Procalcitonin has been widely reported to be useful in this population and has been included in risk stratification algorithms1,4. Procalcitonin has been reported as an early marker of infection, and elevated levels between 12 and 36 h of fever suggest the presence of an IBI in hospitalized febrile neonates 26. Our data-driven risk scores provided threshold cutoffs at 0.05, 0.36 and 4.38 (Table 2). Adding procalcitonin to a febrile infant clinical pathway resulted in decreased lumbar puncture for infants with at low risk of SBI26. However, more infants were assigned high risk and underwent laboratory investigations, resulting in no net change in overall resource utilization. This study highlights the need to study the implications of routine procalcitonin testing7,27.

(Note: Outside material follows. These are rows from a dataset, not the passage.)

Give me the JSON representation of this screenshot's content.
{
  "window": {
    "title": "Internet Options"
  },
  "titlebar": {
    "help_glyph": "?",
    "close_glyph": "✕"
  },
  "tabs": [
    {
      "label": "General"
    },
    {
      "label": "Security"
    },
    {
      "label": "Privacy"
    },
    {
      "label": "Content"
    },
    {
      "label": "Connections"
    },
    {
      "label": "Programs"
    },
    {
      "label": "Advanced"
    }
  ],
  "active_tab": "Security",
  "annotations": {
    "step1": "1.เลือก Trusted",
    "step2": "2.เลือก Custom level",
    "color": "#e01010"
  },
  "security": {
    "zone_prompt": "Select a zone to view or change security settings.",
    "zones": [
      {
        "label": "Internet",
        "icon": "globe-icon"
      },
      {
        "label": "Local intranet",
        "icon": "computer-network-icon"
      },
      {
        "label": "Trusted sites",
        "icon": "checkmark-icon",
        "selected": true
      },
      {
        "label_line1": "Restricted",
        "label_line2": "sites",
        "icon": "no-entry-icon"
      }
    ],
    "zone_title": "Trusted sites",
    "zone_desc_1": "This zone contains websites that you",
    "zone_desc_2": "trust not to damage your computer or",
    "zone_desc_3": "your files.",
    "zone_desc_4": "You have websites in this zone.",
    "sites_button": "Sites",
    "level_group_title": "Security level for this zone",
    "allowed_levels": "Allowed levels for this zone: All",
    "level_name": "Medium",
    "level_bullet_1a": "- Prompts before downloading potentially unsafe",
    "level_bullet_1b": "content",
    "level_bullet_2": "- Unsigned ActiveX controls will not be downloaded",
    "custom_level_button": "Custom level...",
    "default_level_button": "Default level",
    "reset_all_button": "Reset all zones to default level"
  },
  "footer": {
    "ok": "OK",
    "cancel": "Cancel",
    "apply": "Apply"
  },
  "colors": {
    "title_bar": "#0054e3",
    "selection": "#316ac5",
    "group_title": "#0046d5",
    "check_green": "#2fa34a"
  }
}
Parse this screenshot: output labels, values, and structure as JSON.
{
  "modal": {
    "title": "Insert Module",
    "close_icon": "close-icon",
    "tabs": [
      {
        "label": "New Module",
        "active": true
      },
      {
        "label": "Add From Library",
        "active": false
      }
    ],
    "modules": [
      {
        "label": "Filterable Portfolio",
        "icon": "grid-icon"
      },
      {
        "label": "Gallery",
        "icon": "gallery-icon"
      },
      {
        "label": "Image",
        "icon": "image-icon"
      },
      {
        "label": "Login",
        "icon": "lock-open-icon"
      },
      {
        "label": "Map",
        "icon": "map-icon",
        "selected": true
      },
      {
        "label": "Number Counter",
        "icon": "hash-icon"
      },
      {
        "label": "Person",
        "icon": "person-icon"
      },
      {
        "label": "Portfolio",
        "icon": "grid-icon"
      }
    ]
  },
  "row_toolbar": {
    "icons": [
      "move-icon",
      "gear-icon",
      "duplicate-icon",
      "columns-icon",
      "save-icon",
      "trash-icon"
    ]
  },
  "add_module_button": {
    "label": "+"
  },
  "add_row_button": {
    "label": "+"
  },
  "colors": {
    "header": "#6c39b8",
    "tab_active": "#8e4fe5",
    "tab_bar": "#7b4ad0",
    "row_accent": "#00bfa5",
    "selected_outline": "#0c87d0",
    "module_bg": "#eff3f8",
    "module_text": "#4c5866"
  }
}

We recognize the limitations to this study. Being a single-center study, the patient population is likely to differ from those of other centers, necessitating external validation and refinement of our risk score. We did not have culture results for all febrile infants (specifically infants 28–90 days old) because the decision on the extent of investigations was determined by the attending pediatrician. However, all febrile infants were hospitalized and monitored until 24 h afebrile before discharge, making a missed SBI less likely. Axillary temperature is the standard practice in our center, which is potentially confounded by over-wrapping and less accurate than rectal temperature. However, axillary temperature measurement is less invasive than rectal measurement, and the triage nurses are taught to take the axillary temperature with a single layer of clothing only. Our study dates included that of the COVID-19 pandemic when the presence of SARS-CoV-2 as well as the institution of national lockdowns could potentially have affected the prevalence of SBIs. The sensitivity of our model appears lower than some previously reported machine learning models11,12. However, in the FIRST methodology, all continuous variables are converted to categorical variables based on pre-specified cutoffs. This process of conversion likely reduced the prediction power of the continuous variables, accounting for a less ideal performance as compared to random forest models that applied continuous variables directly. Subsequent validation of this risk score must keep close surveillance on missed cases of SBI, quality of care and impact on health services28. Febrile infant populations vary depending on SBI prevalence, accessibility to care and healthcare-seeking behaviors. Some febrile infants may present within hours of the onset of fever, while others may present after the first day of fever. Therefore, risk scores need to be fine-tuned based on the unique characteristics of the local population.

Conclusion

We derived and internally validated clinical risk scores (FIRST and FIRST +) for febrile infants that quantify the risk of SBIs using routinely available clinical predictors. If externally validated, this risk score has potential to guide triage and prioritization of febrile infants.